Driver Attendance Agent
At a glance
- Live at: Aramex (primary)
- Channels: voice (outbound calls), WhatsApp
- Languages: EN, AR, HI
- Owner: Fleet ops pod
- Key use case: Automated driver attendance check, roster management, and reallocation
The problem it solves
Every morning, fleet operations needs to know which drivers are available, which are on leave, and which haven’t checked in. At a large LSP like Aramex with thousands of drivers across multiple hubs, manual attendance is a phone-call marathon. Dispatch coordinators spend the first 1-2 hours of each day calling drivers, confirming availability, and reshuffling routes for no-shows.
This delay pushes back first departures, which ripples into late deliveries for the entire day.
How it works
Step by step
- Roster load — At a configured time each morning, the agent loads the day’s roster from the dispatch/fleet management system.
- Check-in verification — Identifies drivers who haven’t checked in via the app or biometric.
- Outbound calls — Places automated voice calls to missing drivers. The call script confirms: “Are you available for your shift today?”
- Capture response — Records the driver’s answer: available, on leave (with reason), or requesting a swap.
- Retry logic — If no answer, retries at configurable intervals (e.g., every 15 minutes, up to 3 attempts).
- Mark attendance — Updates the dispatch system with confirmed availability or absence.
- Trigger reallocation — For absent drivers, notifies dispatch to reassign their routes to available drivers.
- Escalate — After exhausting retries, escalates to the hub manager for manual follow-up.
WhatsApp fallback
If voice calls fail (driver in a noisy area, phone on silent), the agent falls back to WhatsApp:
- Sends a structured message: “Hi [name], are you available for your [time] shift at [hub]? Reply YES or NO.”

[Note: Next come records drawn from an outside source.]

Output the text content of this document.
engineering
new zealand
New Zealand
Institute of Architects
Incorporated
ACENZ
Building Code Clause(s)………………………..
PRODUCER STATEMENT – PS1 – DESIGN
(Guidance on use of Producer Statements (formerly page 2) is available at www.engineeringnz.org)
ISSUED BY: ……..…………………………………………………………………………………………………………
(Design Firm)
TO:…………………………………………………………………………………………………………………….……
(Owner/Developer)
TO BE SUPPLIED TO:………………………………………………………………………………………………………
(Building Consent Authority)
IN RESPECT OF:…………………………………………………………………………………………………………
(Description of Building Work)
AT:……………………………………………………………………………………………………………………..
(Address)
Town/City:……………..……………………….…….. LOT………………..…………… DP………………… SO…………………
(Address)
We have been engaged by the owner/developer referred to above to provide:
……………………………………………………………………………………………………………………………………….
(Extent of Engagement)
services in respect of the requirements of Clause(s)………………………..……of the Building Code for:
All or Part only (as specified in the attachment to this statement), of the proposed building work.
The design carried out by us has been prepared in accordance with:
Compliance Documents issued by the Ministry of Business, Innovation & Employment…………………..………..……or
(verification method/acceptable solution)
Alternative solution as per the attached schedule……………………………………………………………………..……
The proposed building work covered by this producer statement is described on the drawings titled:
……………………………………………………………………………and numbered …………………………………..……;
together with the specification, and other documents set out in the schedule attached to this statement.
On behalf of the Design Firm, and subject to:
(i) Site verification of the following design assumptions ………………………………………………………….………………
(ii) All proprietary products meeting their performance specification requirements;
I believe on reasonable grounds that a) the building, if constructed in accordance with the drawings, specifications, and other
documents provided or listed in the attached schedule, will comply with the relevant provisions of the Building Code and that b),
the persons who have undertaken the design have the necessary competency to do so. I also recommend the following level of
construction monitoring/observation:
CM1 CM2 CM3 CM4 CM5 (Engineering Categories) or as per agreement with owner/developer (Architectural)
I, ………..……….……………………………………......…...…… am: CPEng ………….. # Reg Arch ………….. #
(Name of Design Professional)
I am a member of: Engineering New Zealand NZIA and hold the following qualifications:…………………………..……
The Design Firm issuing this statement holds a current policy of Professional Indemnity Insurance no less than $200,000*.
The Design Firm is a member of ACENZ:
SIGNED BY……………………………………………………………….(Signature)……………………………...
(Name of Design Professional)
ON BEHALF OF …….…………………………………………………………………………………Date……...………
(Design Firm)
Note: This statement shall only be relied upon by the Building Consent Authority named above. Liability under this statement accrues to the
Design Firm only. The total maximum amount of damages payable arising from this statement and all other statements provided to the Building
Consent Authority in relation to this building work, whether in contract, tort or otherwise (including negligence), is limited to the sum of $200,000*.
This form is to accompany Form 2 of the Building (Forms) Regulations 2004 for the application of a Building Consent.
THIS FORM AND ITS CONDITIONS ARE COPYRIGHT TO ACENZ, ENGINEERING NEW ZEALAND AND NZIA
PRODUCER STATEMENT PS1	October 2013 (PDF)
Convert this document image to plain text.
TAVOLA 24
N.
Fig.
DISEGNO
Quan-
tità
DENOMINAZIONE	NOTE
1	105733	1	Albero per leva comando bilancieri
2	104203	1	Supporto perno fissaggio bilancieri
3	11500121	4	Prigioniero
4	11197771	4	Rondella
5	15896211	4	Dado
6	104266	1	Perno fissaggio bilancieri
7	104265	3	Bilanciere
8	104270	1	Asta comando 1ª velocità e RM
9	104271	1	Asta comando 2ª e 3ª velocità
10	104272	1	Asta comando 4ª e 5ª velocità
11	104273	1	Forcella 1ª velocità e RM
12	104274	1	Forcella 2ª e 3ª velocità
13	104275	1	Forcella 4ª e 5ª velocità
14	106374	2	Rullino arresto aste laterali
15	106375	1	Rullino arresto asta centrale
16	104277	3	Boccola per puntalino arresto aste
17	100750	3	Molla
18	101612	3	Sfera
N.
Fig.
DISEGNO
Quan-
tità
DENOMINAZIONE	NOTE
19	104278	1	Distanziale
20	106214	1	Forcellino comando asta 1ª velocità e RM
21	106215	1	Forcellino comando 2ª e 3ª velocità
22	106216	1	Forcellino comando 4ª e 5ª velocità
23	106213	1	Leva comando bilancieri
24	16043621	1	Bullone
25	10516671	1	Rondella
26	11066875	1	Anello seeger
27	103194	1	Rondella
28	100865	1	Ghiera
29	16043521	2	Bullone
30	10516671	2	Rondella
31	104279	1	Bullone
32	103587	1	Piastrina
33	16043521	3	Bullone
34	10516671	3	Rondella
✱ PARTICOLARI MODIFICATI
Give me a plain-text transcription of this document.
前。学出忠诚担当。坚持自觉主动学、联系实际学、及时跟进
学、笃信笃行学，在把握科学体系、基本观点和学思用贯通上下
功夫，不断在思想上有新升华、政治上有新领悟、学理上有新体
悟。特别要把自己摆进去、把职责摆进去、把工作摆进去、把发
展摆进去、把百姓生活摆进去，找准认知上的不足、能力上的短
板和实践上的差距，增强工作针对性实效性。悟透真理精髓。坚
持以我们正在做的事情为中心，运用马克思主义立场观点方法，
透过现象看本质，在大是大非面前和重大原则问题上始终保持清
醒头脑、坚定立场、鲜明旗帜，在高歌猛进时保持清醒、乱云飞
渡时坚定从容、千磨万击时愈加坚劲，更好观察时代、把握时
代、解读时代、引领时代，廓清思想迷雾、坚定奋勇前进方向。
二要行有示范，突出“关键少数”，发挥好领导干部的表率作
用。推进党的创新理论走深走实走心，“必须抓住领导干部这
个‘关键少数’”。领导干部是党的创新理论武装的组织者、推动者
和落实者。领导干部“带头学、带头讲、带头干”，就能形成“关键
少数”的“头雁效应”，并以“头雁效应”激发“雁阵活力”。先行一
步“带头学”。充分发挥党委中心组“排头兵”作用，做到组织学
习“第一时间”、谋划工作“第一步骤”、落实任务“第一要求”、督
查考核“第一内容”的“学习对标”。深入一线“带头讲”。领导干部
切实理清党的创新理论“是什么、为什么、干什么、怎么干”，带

- Processes the response and updates attendance accordingly.
Integration with dispatch
The attendance agent feeds directly into the dispatch/route optimization system:
- Available drivers → route assignment proceeds normally
- Absent drivers → routes are flagged for reallocation, optimizer re-runs with reduced capacity
- Late check-ins → routes may be partially reassigned, with the late driver picking up remaining stops
Tech stack
| Layer | What’s used |
|---|---|
| Models | Gemini 2.5 Flash (voice — fast, natural conversation in multiple languages) |
| Memory | Short-term: call context. Long-term: driver attendance patterns, usual availability. |
| Tools (MCP) | Fleet management system (roster), dispatch API, WhatsApp, voice call, follow-up scheduling. |
| Guardrails | Cannot modify routes directly (triggers reallocation request). Cannot access driver personal data beyond what’s needed for the call. |
| Evals | Scenarios: driver available, driver absent, no answer (retry), language switch mid-call, WhatsApp fallback. |
Why CS folks should study this
- Fleet ops entry point. For any LSP with a large driver fleet, attendance automation is an easy-to-understand, high-frequency use case.
- Aramex validates the pattern. Live deployment at one of the largest LSPs in the Middle East proves it works at scale.
- Connects to the marketplace model. At Aramex, this is one of several agents in their agent marketplace — see the Aramex case study.
Sources
- Aramex × AI Agents
- Aramex Architecture
- See Aramex case study for the full engagement context
Changelog
- 26 May 2026: Full content from Aramex deployment details and Drive decks.